Dlatego właśnie musiała teraz spędzać wolny czas z nosem w podręcznikach zamiast wybrać się na spacer po błoniach, oświetlanych łaskawym i ciepłym jesiennym słońcem.
Udało jej się stworzyć całe wypracowanie na temat udziału trolli w wojnach goblińskich oraz przebrnąć przez połowę wykazu roślin o najsilniejszych właściwościach halucynogennych, kiedy poczuła znajomy zapach.
Nie odrywając pióra od pergaminu, Moon zastanowiła się czy samo pisanie o odurzających roślinach może u człowieka wywołać halucynacje. To ciekawe zagadnienie, będzie musiała o to zapytać profesor Sprout.
— Ehem — rozległo się całkiem realnie nad jej głową. Podniosła wzrok, a pióro wysunęło się jej z ręki, ozdabiając pergamin pokaźnym kleksem.

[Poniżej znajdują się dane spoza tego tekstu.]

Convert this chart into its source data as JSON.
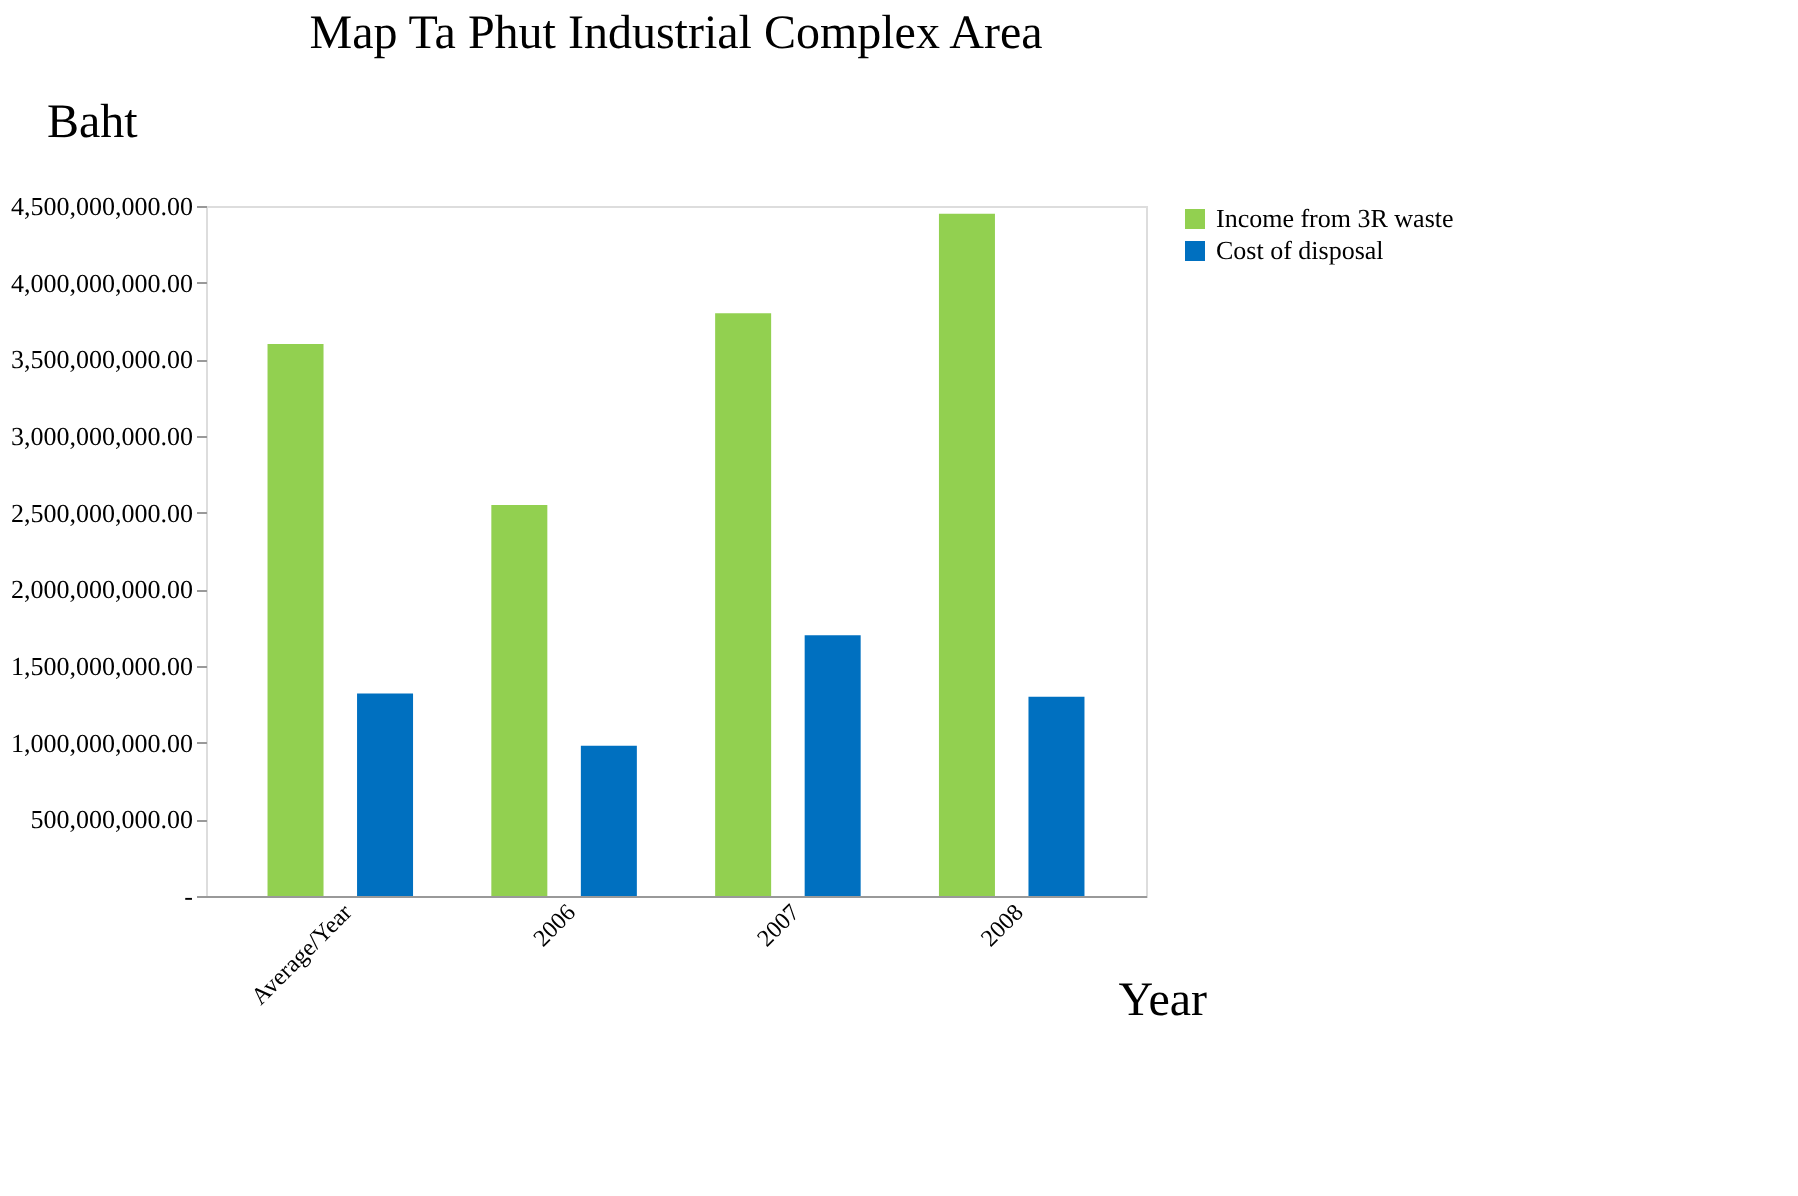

Ragnarok stał nad nią, przestępując z nogi na nogę. Chociaż jak zwykle nosił swoje ciemne okulary, wyraźnie widziała, że na jego twarzy malowała się mieszanina irytacji i niepewności. Niestety, chociaż wielokrotnie wyrzucała to sobie w przyszłości, nie zdobyła się na żadną błyskotliwą uwagę i po prostu gapiła się na niego z niedowierzaniem.
— Słuchaj — zaczął chłopak rzeczowym tonem, przysuwając sobie krzesło i siadając na jego brzegu. — Pamiętasz może ten wieczór, kiedy, eee, wpadliśmy na siebie w pobliżu portretu Grubej Damy?
Masz na myśli tę noc, kiedy uratowałeś mi życie niczym mroczny rycerz? — miała ochotę zapytać, ale zamiast tego zdobyła się jedynie na:
— Aha. Nie miałam okazji ci podziękować, to było…
— Drobiazg. — Ragnarok niecierpliwie machnął ręką. — Po prostu, gdybyś mogła nie wspominać nikomu, że byłem wtedy poza Wieżą, byłoby świetnie.
— Och. — Moon spojrzała na niego ze zdziwieniem. — Nie ma sprawy.
Smutna prawda była taka, że nawet nie miała komu o tym powiedzieć. Kusiło ją, żeby opowiedzieć wszystko Lily i Patricii, ale wtedy musiałaby się przyznać, że szwendała się w nocy po zamku, a tego Evans mogłaby jej nie wybaczyć. Zwłaszcza, gdyby dowiedziała się o celu tej eskapady.
— Wspaniale. — Gryfon odsunął głośno krzesło i wstał. Wydawał się bardzo wysoki, kiedy tak nad nią górował, czarny i biały jednocześnie. — Muszę lecieć. Gdybyś, eee, potrzebowała pomocy w numerologii czy coś, to mów.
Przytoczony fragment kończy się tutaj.